Building a ContractFactory

To deploy contracts, we need a ContractFactory. It takes the ABI and bytecode, and its deploy method encodes constructor arguments and sends a transaction with the combined bytecode. Here’s a simplified example:
import { Abi, Hex } from '@tevm/voltaire';

/**
 * A simplified ContractFactory implementation
 * @param {{ abi: readonly Item[], bytecode: string, runner: ContractRunner }} options
 */
export function SimpleContractFactory({ abi, bytecode, runner }) {
  const abiInterface = Abi(abi);

  return {
    async deploy(...args) {
      const constructorFragment = abiInterface.getConstructor();
      let data = bytecode;

      if (constructorFragment && args.length > 0) {
        // Encode constructor arguments and append to bytecode
        const encodedArgs = abiInterface.encode(constructorFragment, args);
        data += Hex.fromBytes(encodedArgs).slice(2);
      }

      const txHash = await runner.request({
        method: 'eth_sendTransaction',
        params: [{ data }] // from is implicitly from the runner/signer
      });

      // A full implementation would calculate the deployed address
      // and return an EthersContract instance.
      return txHash;
    }
  };
}

Type Safety

You can get full TypeScript inference by using as const on your ABI. The full reference implementation includes comprehensive types that provide autocomplete and type-checking for function arguments and return values.
const erc20Abi = [
  {
    type: 'function',
    name: 'balanceOf',
    // ...
  },
] as const; // <-- This is key!

const usdc = EthersContract({
  target: '0x...',
  abi: erc20Abi,
  runner: provider,
});

// TypeScript knows `balanceOf` takes an address and returns a Promise<bigint>
const balance = await usdc.balanceOf('0x...');

Full Reference Implementation

The simplified examples above illustrate the core concepts.
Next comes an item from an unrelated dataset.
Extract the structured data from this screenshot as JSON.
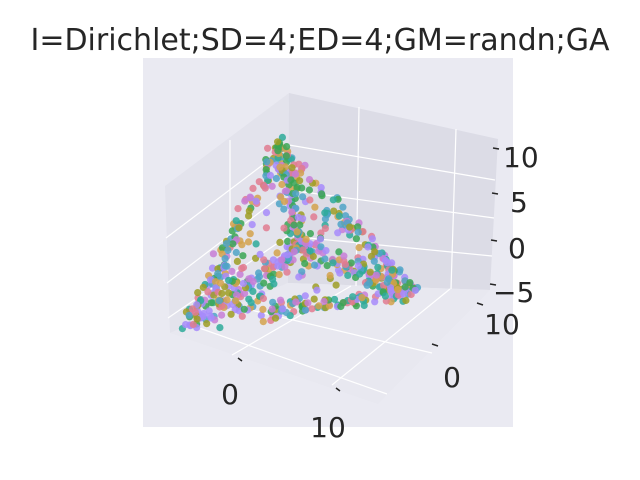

The full implementation in examples/ethers-contract/ is production-ready and includes many more features:
  • Explicit staticCall, send, estimateGas, and populateTransaction methods.
  • Event filtering and querying (queryFilter).
  • Event subscriptions (on, once, off).
  • Robust error handling and revert reason decoding.
  • Deployment address calculation.
  • Comprehensive TypeScript types.

Installation

To use the full implementation, copy the examples/ethers-contract/ directory into your project:
your-project/
  lib/
    ethers-contract/
      EthersContract.js
      ContractFactory.js
      EthersContractTypes.ts
      errors.ts
      index.ts
You can then import it into your application code:
import { EthersContract } from './lib/ethers-contract';

const contract = EthersContract({ ... });
This gives you a fully-featured, ethers-compatible contract API that you can modify and extend to fit your exact needs.